Lidah Anissa membelit, hanya sesenggukan saja yang lolos dari bibirnya. Sepertinya Anissa memang harus menyerah untuk memenangkan hati Bilal.

****

"Maafkan aku, Sayang. Gara-gara anak pembantu itu, aku jadi tidak bisa mengantarmu pulang," ujar Bilal sesampainya di rumah. Pria berbadan kekar itu segera merengkuh Yasmeen yang tengah duduk di sofa ruang tamu ke dalam dekapan.

"Kau sangat berlebihan, Bilal. Aku sama sekali tidak apa-apa." Tatapan Yasmeen beralih pada Anissa yang masih mematung di ambang pintu. "Anissa, apa kau baik-baik saja. Aku sangat mengkhawatirkanmu."

"Aku tidak apa-apa, Kak." Anissa tersenyum samar sebelum melanjutkan ucapannya, "Maaf, aku sangat menyusahkan kalian."

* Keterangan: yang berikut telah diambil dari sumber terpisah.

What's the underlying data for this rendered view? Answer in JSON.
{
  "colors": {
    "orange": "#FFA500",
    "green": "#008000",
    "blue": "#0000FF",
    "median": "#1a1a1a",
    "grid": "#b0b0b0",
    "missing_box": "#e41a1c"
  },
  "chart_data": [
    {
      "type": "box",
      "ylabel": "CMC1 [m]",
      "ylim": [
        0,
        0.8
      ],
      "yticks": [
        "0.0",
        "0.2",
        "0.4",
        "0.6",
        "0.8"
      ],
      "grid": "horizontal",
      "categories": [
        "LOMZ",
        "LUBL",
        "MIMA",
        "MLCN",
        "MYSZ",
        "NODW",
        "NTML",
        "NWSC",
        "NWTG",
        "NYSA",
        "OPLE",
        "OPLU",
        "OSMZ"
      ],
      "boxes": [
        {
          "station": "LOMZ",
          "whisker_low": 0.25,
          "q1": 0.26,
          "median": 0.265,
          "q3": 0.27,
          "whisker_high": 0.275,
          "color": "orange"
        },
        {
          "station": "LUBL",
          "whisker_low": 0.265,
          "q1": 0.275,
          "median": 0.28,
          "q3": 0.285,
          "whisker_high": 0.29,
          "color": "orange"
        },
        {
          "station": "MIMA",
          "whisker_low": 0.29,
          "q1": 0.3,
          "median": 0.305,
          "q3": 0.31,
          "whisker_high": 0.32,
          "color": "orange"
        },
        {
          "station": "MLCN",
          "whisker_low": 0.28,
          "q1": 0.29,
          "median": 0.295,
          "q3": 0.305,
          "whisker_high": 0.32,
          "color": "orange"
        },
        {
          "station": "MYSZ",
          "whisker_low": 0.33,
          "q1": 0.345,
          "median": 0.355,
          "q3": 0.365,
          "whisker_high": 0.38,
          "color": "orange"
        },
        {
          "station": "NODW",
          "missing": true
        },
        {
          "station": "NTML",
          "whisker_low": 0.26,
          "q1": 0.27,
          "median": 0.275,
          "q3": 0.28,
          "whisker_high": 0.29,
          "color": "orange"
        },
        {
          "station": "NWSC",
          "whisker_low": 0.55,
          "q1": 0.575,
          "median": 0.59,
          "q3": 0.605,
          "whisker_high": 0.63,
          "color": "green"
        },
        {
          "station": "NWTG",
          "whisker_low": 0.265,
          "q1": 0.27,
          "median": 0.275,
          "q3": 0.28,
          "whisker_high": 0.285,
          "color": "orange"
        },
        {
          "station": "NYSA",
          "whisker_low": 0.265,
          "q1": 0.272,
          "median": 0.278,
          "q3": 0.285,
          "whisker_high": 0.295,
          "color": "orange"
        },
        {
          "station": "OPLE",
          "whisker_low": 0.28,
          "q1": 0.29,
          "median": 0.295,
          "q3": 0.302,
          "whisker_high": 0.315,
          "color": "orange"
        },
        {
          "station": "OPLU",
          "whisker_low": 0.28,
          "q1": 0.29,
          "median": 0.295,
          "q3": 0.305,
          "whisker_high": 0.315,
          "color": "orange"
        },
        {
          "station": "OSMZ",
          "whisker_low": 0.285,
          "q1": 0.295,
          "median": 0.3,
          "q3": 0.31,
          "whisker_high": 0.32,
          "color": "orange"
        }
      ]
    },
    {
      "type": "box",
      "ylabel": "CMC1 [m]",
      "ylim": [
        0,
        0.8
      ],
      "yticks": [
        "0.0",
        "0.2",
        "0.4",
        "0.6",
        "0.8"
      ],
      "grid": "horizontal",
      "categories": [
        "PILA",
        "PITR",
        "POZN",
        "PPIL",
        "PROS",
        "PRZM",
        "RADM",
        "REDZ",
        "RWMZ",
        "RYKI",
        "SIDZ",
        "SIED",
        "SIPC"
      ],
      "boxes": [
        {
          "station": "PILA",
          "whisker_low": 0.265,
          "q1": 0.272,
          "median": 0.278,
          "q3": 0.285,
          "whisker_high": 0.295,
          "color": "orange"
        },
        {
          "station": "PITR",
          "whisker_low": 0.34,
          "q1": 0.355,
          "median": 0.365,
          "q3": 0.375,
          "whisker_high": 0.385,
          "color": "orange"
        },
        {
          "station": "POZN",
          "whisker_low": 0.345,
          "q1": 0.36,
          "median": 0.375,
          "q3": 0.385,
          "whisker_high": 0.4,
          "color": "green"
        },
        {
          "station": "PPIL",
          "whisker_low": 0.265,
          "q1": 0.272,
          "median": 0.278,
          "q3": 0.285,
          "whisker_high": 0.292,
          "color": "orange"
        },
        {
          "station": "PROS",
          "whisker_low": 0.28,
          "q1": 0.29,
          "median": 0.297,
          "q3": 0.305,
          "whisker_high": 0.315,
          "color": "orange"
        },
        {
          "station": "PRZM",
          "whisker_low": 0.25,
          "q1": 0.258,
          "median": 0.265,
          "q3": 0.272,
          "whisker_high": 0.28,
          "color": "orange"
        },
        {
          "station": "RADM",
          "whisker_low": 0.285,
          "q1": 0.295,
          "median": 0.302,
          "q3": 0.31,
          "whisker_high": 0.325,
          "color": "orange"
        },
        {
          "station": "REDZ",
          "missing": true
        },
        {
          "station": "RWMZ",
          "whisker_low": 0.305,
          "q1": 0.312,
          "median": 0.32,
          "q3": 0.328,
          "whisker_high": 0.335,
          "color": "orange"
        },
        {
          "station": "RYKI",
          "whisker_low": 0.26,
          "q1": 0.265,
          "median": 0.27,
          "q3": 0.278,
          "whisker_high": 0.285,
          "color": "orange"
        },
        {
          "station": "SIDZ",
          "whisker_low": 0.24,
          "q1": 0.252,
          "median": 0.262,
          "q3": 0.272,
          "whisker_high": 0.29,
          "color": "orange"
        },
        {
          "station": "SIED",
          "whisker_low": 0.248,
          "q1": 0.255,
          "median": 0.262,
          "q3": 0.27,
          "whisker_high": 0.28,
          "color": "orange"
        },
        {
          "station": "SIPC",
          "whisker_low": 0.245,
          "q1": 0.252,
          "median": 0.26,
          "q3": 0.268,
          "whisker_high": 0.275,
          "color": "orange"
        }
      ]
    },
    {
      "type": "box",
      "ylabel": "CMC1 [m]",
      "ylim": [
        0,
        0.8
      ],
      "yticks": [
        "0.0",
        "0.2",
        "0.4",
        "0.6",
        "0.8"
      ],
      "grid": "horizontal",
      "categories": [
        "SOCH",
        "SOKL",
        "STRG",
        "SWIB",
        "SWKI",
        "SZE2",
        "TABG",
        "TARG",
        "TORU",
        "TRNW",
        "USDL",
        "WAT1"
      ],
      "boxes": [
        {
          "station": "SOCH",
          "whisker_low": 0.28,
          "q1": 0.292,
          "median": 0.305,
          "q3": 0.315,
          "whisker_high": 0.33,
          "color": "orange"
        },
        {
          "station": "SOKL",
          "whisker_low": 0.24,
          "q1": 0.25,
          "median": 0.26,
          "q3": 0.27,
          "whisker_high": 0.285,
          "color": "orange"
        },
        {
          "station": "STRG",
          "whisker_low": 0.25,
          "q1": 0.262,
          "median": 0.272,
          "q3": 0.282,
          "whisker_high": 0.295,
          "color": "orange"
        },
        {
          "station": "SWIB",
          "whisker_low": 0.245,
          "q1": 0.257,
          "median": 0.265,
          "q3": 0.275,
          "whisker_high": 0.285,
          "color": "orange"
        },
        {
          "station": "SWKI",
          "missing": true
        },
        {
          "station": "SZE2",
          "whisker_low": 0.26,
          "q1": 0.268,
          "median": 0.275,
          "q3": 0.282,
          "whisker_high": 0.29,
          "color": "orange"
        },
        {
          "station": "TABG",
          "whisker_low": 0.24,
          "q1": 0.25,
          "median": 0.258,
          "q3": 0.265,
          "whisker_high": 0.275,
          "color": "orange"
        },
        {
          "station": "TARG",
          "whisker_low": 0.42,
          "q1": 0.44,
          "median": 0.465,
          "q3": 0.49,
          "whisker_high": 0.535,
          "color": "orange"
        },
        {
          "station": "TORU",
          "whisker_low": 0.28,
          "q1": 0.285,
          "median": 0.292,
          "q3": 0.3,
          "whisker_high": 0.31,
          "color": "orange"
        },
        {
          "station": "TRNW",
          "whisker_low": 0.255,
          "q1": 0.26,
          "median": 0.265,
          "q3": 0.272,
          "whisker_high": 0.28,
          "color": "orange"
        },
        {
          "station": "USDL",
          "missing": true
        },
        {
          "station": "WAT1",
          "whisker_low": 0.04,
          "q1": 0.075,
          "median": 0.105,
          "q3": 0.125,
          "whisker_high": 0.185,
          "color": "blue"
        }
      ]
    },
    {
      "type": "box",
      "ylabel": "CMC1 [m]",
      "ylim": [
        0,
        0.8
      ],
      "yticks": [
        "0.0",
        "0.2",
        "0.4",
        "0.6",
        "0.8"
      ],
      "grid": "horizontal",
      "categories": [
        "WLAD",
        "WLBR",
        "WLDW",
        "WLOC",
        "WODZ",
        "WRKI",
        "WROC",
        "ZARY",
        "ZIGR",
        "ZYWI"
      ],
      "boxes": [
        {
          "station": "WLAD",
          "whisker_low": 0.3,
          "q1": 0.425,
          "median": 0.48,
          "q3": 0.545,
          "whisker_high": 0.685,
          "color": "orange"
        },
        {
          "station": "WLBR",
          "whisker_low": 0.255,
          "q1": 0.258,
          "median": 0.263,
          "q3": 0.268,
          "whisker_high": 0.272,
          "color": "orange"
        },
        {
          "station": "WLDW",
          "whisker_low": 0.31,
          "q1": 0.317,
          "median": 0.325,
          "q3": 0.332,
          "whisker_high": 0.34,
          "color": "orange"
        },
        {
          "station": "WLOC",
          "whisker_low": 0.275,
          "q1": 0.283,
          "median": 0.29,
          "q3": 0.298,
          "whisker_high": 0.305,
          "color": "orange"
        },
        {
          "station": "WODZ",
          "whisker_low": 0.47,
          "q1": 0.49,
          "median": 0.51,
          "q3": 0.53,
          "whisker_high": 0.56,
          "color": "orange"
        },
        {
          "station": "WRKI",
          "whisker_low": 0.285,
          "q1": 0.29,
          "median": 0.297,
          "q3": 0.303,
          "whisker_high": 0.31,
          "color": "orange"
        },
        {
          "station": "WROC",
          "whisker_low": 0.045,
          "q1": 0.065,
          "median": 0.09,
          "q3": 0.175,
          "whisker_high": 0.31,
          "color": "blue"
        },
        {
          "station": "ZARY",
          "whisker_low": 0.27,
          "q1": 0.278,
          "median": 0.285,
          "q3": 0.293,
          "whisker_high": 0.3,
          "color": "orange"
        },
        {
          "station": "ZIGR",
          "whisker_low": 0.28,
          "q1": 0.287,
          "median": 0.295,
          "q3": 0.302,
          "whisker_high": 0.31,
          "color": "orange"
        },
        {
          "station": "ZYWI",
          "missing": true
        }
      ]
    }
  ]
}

"Baguslah jika kau tahu diri!" timpal Bilal. "Sekali lagi kau mengulangi hal yang sama, aku tidak akan segan-segan memberimu hukuman!" ancamnya sadis.

"Bilal ...!" tegur Yasmeen dengan tatapan sinis. Perempuan berusia duapuluh enam tahun itu hendak berdiri menghampiri Anissa. Namun, tubuhnya harus terhuyung karena Bilal menarik tangannya tanpa permisi.

"Berhentilah memanjakan anak pembantu itu." Kedua tangan kokoh Bilal melingkar sempurna di perut Yasmeen yang ramping. Detik berikutnya bibir Bilal mengecup pipi Yasmeen tanpa memedulikan Anissa.

Hati Anissa tersayat-sayat melihatnya. Dia tetap bergeming di tempatnya berpijak dengan perasaan hampa. Air matanya tidak lagi jatuh menuruni pipinya, namun jatuh membasahi sudut kalbunya yang meradang.

Bilal ...

Hari ini kau telah menancapkan sejuta duri dalam palung hatiku.

Aku sama sekali tidak menyesali jalan takdirku. Aku pun tidak pernah memebenci bidadari tak bersayap seperti kak, Yasmeen. Aku hanya membenci rasa yang terlanjur tersemai di dasar hatiku.

Terima kasih, Bilal.
Luka yang sempurna darimu ini telah menyadarkanku yang sangat lancang mencintaimu.